I have given the kids some extra time to finish reading "Shakespeare's Secret" but I also don't want those kids who have finished the book already to forget what they have read.so we're going to take some time this morning to review the discussion questions in the back of the novel. We'll talk about the characters, settings,and plot of the mystery. To make it a little more fun than just Q&A I plan on asking the kids to think of their very favorite part of the book or what makes them love the book. Will discuss our favorites in our likes.
For this project, the students will get to solve a mystery written by a peer. I will have the kids choose a partner. (I try to let them take their own partners whenever possible because they are usually more excited to work with that person. However, I do stipulate that if they are not working well with that partner I will choose their partner the next time there is a partner choice.)
I will hand out the magnifying glasses for the students to use to solve their friends mystery. (They love to use the magnifying glasses.) After the partners have been chosen,students will exchange the mystery stories written yesterday.t They will then get to read and try to solve the mystery written by their friend.
Today we will have a good portion of the kids present the mysteries they have written, to the class. I find that if you create an environment where kids feel safe to be successful as well as make mistakes they are eager to share. Even my most reluctant students by midyear are begging to share their work. (It also helps to have a microphone. Kids love to hear themselves in the microphone.)
My students are excited to share their mysteries with the rest of the class. So we will take turns sharing our mysteries with each other. Whenever we have presentations in our classroom I let the students know up front that part of their presentation grade is audience manners. If a student does not have good audience manners it will be reflected in his or her grade. This usually prevents students from misbehaving during the presentations.
We sill spread out the presentations for the next few days until everyone has had a chance to present.

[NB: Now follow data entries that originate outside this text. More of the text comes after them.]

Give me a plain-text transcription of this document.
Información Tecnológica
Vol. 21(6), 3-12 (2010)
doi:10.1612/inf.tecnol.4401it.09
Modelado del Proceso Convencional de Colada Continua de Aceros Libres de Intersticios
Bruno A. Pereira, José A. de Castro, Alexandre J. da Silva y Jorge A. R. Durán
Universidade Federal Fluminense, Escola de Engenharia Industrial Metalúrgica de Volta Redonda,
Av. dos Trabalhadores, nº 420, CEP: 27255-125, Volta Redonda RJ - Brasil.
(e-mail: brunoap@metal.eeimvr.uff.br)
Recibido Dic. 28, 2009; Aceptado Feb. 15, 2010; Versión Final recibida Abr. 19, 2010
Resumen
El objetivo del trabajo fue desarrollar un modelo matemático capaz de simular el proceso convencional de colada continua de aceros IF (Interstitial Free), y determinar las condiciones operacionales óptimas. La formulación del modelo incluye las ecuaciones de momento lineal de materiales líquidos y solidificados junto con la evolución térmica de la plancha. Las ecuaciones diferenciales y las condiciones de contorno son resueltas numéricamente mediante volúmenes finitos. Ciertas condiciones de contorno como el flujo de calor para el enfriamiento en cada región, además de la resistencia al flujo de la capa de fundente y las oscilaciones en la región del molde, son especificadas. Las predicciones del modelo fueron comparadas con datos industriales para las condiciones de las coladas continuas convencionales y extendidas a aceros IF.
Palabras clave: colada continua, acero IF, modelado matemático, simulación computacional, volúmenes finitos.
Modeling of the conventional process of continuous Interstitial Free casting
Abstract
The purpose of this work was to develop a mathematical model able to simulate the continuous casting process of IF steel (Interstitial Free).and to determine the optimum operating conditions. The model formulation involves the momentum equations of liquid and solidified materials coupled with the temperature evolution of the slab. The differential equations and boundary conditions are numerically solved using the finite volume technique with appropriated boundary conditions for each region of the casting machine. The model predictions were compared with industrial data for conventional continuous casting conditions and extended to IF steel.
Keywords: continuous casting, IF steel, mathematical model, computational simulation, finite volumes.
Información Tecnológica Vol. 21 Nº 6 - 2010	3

To grade the students writing, I use the rubric located in the resources. I do not like to markup the children's writing fixing every little spelling mistake or punctuation mistake etc. I feel it discourages students from wanting to write. Instead, I hold individual conferences with the students after I have graded their papers and go over the rubric with them pointing out things in their paper that they could work on. I also point out that even the most accomplished authors have areas they can work on to improve their writing. I feel this is a much more effective way to get the kids to reflect on their writing without discouraging them from writing in the future.